As leaders we develop this culture by setting and achieving goals with our community. Tino rangatiratanga is a living principle in our school. For example as a numeracy leader I don’t just promote and lead professional learning, I build people’s capacity to do this. Here is one of our parent’s stepping up to lead a numeracy workshop during our home-school partnership forum.

Increased capacity to inquire and respond

As leaders we have stepped up to be the effective leaders we want to be. We believe effective leaders are competent so we make sure that we know our stuff. We believe effective leaders have integrity. So we walk the talk at all times. We also believe that effective leaders care about the person, not just the professional but the actual person, to rebuild genuine and reciprocal relationships.

Like this tuakana-teina relationship which shows ako in action, as leaders we create opportunities for reciprocal learning by helping each other to reflect on how our espoused theories line up with our theories in action. It is important to empower others, not to have power over others. I work with my team to make a difference for our students and I grow the leaders around me.

We create and share knowledge by moving in between structured and organic learning teams. During weeks 2 and 7 we have PLGs where we analyse and track student information and also observe teacher practice. During weeks 4 and 8 we aim to work in organic inquiry teams where we drive our own learning. We ensure an intensive focus on the teaching and learning relationship by paddling as a team.

This increases the capacity of teachers and leaders to focus on particular students’ needs and then seek support with their own professional learning needs. It may be from each other, core documents and emerging research or people who hold expertise in or outside the school. We inquire deeply because we know if we keep doing what we have always done we will get what we always got.

As the principal I am responsible for student achievement. This system makes it possible for me to be aware of the needs across the school and respond quickly. This year I noticed discontinued reading recovery students were identified as target students in Year 3. The reading recovery teachers inquired and found that the students had maintained their progress. This highlighted the need to provide professional development for Year 3 teachers which we then addressed.

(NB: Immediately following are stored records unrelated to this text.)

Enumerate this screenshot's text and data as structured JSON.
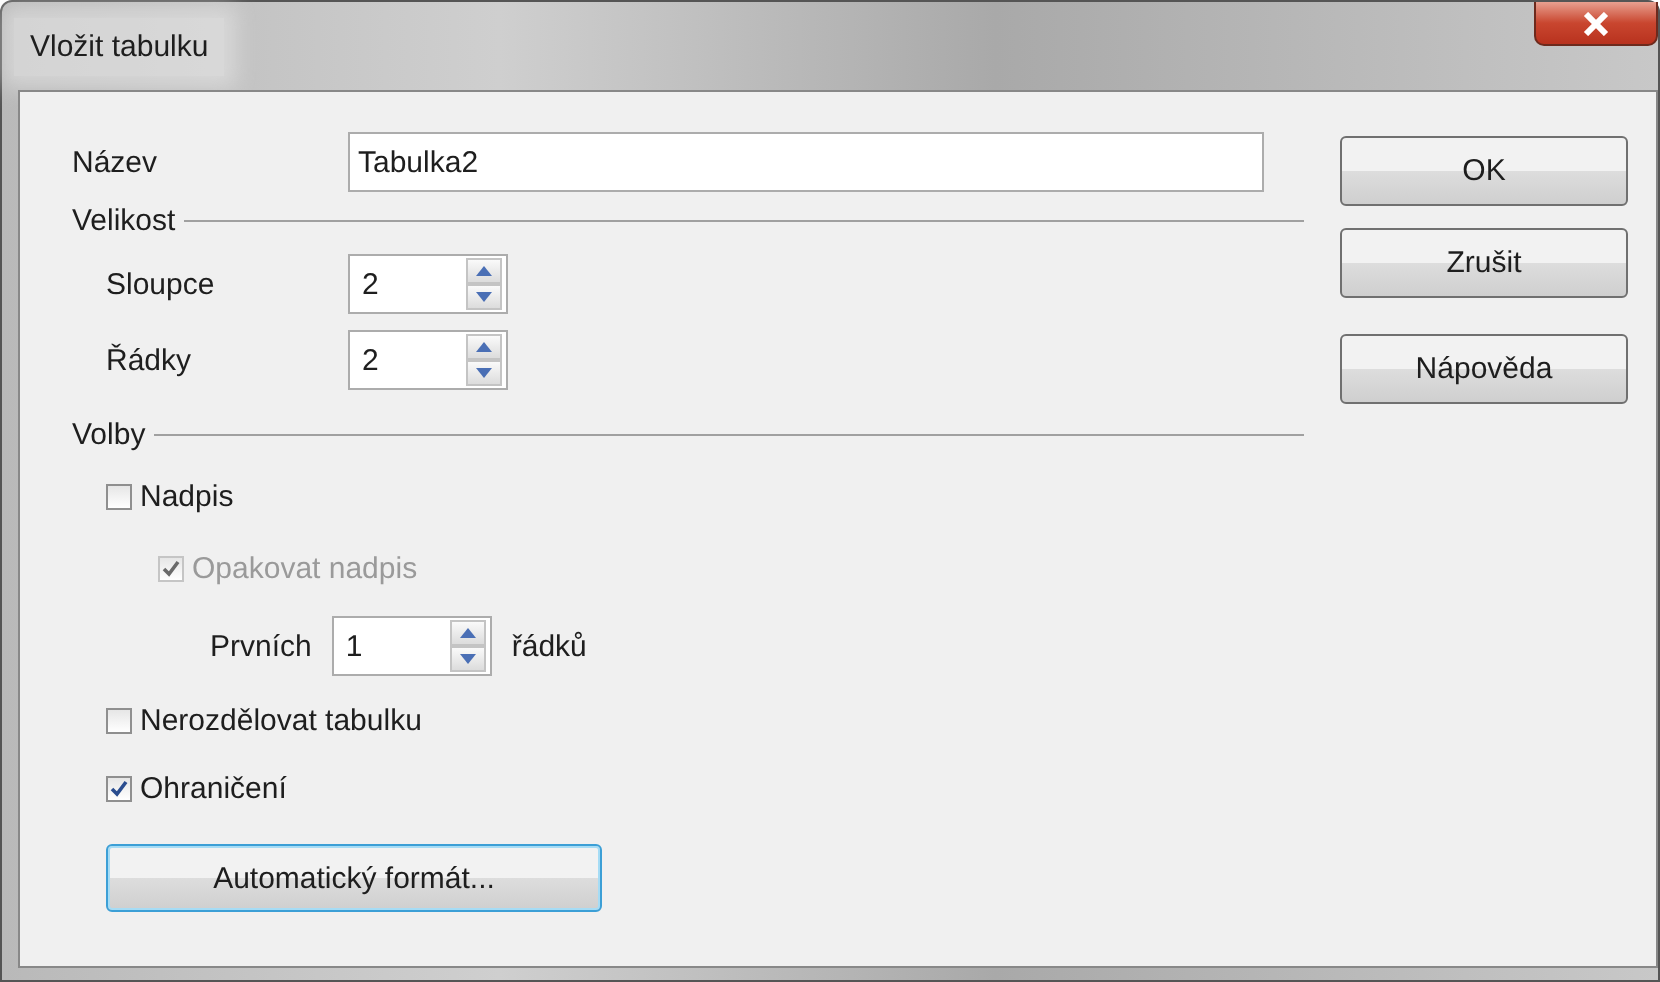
{
  "window": {
    "title": "Vložit tabulku"
  },
  "name_field": {
    "label": "Název",
    "value": "Tabulka2"
  },
  "size": {
    "title": "Velikost",
    "fields": [
      {
        "label": "Sloupce",
        "value": "2"
      },
      {
        "label": "Řádky",
        "value": "2"
      }
    ]
  },
  "options": {
    "title": "Volby",
    "items": [
      {
        "kind": "checkbox",
        "label": "Nadpis",
        "checked": false,
        "disabled": false,
        "children": [
          {
            "kind": "checkbox",
            "label": "Opakovat nadpis",
            "checked": true,
            "disabled": true,
            "children": [
              {
                "kind": "spin",
                "label": "Prvních",
                "value": "1",
                "suffix": "řádků"
              }
            ]
          }
        ]
      },
      {
        "kind": "checkbox",
        "label": "Nerozdělovat tabulku",
        "checked": false,
        "disabled": false
      },
      {
        "kind": "checkbox",
        "label": "Ohraničení",
        "checked": true,
        "disabled": false
      }
    ],
    "button": {
      "label": "Automatický formát...",
      "focused": true
    }
  },
  "buttons": [
    "OK",
    "Zrušit",
    "Nápověda"
  ]
}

As team leaders we have co-constructed smart tools which depict our new learning and shifts in thinking. We regularly seek our teachers' input which means we all understand the sound theories underpinning the tools. We all contribute to the design and so they are user-friendly. And we all grow to adapt the tools accordingly. The tools evolve and grow as we do, so there is absolute buy-in.

Our school carving shows a flow from the past to the present and the future, much like our system for our habitual inquiry. When we work together one inquiry leads to another. It is addictive and contagious. The tupo represents the children of today, so we make sure that we are inquiring into the needs of those right in front of us. We constantly ask what will make a difference for this child today?

Student voice

What makes a difference for me is having opportunities to be a leader. To me this means being responsible, relating to others, and respecting others and most importantly yourself. Also academic levels are important. I mean you cant have a leader that can’t spell their name right. In saying that I believe anyone can be a great leader.   

References

Annan, B., Lai, M. K., and Robinson, V. (2003). Teacher Talk to Improve Teaching Practices. Set: Research Information for Teachers, 2003, no. 1, pp. 31–35.

Mangere Central School website: Knowledge building and inquiry approach in action

Reflective questions

  • Draw up a 5 x 4 grid. Actively listen to the narration on each slide and record the main message you believe each speaker is trying to convey. What messages resonate with you and / or are relevant to your current context?
  • If your leadership team created a pecha kucha to encapsulate the essence of your leadership team or school learning community, what principles would you focus on?